Nous avons des femmes politiques chez nous, mais très peu, et ce sont souvent des équivalents de Theresa May : ce sont des femmes mais elles suivent un modèle masculin. On pourrait tout aussi bien élire des hommes parce que ces femmes-là n’offrent aucune perspective différente.
Les Héritières dépeint la réalité du vécu d’un couple lesbien, sans pour autant que l’homosexualité soit au cœur des enjeux du film. Comment avez-vous travaillé cet équilibre ?
C’était dès le départ un élément-clé à mes yeux : montrer la vie de famille d’un couple de femmes, sans pour autant que la sexualité (ou bien son absence) soit un enjeu. Chela et Chiquita ont sûrement eu une sexualité, mais aujourd’hui elles font face à des problèmes qui pourraient toucher n’importe qui. La plupart des films LGBT, y compris dans mon pays, parlent avant tout de l’homosexualité en tant qu’enjeu, c’est pour ainsi dire le sujet de ces films. Je trouvais important de créer un monde où ces femmes avaient d’autres problèmes très importants.
Il y a une scène que j’aime beaucoup, et qui ne faisait pas partie du scénario. Lorsque Chela se rend en prison, la gardienne la prend d’abord pour l’avocate de Chiquita. Elle lui demande « vous êtes de la famille ? ». Chiquita ne répond pas tout de suite, mais finit par dire un oui clair. C’était complètement improvisé de la part des actrices, qui se sont complètement appropriées les sentiments de leurs personnages, et ont fait preuve d’instinct. Dans un pays et une société aussi conservateurs, dans un cadre tel qu’une prison, que ces personnages assument à haute voix leur couple, c’était merveilleux.

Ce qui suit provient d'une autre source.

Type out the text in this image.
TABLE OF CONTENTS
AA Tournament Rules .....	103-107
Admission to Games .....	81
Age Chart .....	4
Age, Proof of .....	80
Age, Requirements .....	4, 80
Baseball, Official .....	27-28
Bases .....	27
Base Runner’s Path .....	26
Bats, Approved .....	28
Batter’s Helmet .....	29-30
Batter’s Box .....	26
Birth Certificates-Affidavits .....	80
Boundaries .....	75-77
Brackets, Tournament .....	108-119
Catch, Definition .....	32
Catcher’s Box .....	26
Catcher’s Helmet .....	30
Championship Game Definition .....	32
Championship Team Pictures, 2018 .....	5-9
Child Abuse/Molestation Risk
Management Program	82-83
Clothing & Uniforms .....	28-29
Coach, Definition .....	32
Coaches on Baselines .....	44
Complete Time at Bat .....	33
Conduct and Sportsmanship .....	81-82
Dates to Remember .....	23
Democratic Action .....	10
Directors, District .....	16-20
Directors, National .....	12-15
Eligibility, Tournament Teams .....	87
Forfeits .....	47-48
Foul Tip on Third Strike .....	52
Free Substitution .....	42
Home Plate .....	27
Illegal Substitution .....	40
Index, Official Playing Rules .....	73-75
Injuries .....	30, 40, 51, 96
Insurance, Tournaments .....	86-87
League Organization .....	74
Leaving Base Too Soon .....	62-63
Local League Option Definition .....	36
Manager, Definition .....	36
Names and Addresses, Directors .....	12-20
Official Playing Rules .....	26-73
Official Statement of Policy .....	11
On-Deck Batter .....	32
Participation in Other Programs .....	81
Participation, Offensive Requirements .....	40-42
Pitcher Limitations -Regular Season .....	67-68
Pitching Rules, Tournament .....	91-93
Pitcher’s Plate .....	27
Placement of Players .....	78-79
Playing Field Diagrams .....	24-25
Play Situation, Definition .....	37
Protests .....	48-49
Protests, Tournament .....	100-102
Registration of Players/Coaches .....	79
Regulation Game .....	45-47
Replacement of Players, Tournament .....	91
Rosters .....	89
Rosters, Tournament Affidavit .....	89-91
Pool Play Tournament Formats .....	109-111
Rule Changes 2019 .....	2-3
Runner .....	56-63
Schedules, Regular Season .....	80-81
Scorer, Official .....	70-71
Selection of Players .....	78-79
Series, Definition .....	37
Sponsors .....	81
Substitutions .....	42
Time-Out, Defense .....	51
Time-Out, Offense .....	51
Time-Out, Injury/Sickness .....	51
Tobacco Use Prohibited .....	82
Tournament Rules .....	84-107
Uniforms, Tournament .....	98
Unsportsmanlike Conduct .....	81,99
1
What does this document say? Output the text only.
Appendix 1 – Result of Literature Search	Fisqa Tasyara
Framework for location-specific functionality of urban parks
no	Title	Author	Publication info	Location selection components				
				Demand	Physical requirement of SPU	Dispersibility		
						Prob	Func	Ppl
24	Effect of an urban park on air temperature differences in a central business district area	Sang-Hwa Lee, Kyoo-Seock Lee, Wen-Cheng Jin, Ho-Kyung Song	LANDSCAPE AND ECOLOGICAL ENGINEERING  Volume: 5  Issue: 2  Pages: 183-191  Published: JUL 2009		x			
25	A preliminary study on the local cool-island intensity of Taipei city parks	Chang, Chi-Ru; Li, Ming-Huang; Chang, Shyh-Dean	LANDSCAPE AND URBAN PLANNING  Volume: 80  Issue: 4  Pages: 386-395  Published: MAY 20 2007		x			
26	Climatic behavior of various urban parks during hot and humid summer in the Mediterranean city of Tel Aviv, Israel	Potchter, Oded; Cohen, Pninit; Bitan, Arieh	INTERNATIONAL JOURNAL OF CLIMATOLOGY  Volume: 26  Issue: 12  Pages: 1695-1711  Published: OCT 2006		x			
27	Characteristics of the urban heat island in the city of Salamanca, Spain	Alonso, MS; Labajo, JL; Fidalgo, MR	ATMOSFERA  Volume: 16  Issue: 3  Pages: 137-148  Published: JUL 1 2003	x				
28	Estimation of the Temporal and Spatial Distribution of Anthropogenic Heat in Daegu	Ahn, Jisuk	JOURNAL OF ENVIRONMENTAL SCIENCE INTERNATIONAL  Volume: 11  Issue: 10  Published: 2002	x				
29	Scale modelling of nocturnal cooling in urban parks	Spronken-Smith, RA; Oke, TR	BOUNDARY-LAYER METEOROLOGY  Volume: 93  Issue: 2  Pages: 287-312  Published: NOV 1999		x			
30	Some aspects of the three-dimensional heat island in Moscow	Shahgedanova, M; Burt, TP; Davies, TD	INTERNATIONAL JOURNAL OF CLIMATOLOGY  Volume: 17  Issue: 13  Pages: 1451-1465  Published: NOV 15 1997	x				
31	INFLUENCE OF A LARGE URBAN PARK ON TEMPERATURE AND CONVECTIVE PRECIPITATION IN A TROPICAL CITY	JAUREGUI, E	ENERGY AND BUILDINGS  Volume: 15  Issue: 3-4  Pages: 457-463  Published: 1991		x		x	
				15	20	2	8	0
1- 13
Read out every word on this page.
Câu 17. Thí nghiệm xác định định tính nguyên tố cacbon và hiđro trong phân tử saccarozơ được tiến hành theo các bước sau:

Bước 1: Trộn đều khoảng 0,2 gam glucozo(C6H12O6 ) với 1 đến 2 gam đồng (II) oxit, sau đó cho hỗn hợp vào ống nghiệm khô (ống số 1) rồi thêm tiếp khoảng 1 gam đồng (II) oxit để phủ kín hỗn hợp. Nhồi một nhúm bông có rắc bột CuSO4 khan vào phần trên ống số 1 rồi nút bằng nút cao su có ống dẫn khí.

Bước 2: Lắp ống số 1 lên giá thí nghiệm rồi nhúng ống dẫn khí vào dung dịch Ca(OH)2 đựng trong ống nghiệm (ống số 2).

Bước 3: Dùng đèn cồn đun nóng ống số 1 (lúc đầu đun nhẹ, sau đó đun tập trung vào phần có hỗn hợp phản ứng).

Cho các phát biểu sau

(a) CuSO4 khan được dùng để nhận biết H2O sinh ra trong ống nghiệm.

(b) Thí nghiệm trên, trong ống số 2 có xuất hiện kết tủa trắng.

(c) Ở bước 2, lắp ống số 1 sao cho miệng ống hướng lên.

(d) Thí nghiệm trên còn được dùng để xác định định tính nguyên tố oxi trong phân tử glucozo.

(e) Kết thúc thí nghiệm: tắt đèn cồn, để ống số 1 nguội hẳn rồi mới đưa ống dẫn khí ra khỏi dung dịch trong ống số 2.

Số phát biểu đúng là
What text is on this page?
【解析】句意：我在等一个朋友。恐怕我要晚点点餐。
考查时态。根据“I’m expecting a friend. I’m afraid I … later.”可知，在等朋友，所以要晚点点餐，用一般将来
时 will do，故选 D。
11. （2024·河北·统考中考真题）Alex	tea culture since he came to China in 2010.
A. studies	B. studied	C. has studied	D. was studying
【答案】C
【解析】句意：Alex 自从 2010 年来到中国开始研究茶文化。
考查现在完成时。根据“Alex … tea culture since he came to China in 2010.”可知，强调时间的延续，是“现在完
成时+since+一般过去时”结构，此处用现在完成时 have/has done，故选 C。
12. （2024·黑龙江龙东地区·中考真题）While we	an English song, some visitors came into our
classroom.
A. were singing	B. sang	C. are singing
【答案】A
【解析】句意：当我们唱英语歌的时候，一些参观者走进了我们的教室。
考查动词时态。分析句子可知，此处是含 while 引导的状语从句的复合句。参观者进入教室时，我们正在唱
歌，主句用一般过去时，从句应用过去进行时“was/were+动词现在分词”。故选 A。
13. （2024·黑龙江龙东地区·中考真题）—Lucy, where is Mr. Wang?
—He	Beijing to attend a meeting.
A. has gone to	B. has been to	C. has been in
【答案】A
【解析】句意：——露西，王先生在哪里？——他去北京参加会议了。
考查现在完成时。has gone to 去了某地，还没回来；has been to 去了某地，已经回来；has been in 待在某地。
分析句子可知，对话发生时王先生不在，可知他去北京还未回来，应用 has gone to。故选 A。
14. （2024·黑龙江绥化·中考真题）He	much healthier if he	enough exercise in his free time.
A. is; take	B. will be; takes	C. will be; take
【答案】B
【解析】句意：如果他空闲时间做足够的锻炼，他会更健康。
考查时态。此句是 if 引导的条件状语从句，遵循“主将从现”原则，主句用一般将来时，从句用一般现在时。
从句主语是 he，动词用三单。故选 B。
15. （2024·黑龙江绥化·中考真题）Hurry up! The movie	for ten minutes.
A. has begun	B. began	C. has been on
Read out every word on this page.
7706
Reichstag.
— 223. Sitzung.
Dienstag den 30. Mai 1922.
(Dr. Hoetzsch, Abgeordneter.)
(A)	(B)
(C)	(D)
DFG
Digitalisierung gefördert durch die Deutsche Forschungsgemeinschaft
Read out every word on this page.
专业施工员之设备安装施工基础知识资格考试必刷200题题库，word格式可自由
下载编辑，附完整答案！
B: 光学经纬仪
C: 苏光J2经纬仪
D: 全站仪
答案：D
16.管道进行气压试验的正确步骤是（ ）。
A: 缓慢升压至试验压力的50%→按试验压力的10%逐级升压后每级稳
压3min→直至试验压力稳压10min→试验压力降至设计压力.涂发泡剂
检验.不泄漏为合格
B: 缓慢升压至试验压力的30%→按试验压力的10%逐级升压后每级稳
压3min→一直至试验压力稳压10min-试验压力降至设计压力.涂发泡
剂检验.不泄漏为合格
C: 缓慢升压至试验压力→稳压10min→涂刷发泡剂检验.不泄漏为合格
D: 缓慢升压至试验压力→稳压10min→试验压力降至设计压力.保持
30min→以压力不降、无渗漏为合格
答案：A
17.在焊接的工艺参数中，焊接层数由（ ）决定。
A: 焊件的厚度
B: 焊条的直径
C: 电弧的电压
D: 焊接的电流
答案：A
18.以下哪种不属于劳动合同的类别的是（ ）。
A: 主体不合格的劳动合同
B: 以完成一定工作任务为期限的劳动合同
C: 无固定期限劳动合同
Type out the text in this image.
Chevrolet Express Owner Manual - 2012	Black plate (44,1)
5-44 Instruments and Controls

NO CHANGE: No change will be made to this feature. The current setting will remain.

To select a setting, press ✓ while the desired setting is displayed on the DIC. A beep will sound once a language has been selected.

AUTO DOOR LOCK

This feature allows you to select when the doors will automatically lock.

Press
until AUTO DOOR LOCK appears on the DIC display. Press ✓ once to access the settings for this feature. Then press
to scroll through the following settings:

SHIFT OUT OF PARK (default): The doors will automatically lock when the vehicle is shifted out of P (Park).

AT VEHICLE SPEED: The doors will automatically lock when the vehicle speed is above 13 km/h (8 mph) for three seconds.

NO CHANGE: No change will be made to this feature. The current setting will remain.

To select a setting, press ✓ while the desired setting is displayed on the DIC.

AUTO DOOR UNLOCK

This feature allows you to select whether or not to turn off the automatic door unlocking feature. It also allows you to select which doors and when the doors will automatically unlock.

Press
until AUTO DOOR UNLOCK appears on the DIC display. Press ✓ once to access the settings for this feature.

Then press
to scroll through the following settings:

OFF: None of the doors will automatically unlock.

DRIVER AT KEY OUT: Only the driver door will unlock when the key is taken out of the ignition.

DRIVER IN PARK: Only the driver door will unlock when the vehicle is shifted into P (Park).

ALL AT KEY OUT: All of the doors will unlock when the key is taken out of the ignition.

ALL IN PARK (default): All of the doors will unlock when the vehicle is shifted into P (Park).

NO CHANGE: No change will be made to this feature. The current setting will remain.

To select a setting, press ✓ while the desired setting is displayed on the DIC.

Comment avez-vous travaillé avec votre chef opérateur Luis Armando Arteaga ?
Luis et moi, cela fait des années qu’on travaille ensemble, on a fait des clips, des courts métrages, et maintenant un long. On se comprend très bien et en même temps on s’engueule toujours. Je ne peux pas travailler avec des gens trop obéissants, et Luis est très désobéissant (rires). C’est intéressant parce que de ces discussions passionnées ressort quelque chose dont on est tous les deux surpris et satisfaits. Luis est parisien mais il est né au Venezuela, et surtout, il connait très bien le Paraguay. C’était primordial, car je voulais à tout prix éviter un regard exotique sur ce que je filmais. C’est comme si j’avais travaillé avec quelqu’un du coin : il sait se débrouiller avec les moyens du bord. Parce que ça peut parfois rendre fou de travailler au Paraguay, car on n’a pas toujours tout sous la main.
Quels sont vos réalisateurs fétiches ?
Fassbinder ! Je regarde tous ses films en boucle. J’adore son approche minimaliste, directe et pleine d’honnêteté. J’aime aussi énormément Todd Haynes, surtout Safe, qui est un de mes films préférés. C’est une réponse un peu cliché mais je dirais aussi Cassavetes. Même si on devrait plutôt dire Cassavetes ET Rowlands, car ses plus grands films sont des films de duo, il n’aurait pas pu les faire avec une autre actrice : Gloria, Love Streams, Opening Night, etc. Et plus proche de chez moi, j’adore aussi Lucrecia Martel, chacun de ses films est une masterclass. D’ailleurs, physiquement et dans l’esprit, elle est bien plus proche d’Asunción que de Buenos Aires.
Ce sont des cinéastes qui ont pour point commun d’écrire des rôles féminins incroyables.
C’est vrai. D’ailleurs quand on me demande des citer les films qui ont pu m’influencer pour Les Héritières, ce sont à nouveau des films sur des femmes. Je mentionne toujours Grey Gardens et Qu’est il arrivé à Baby Jane ?. Ce sont deux films d’amour malade, sur des femmes qui s’aiment de façon malade. Même si ce qui lie Chela à Chiquita est moins intense, l’atmosphère et les sentiments sont un peu les mêmes.
Entretien réalisé par Gregory Coutaut le 19 novembre 2018. Merci à Matthieu Rey.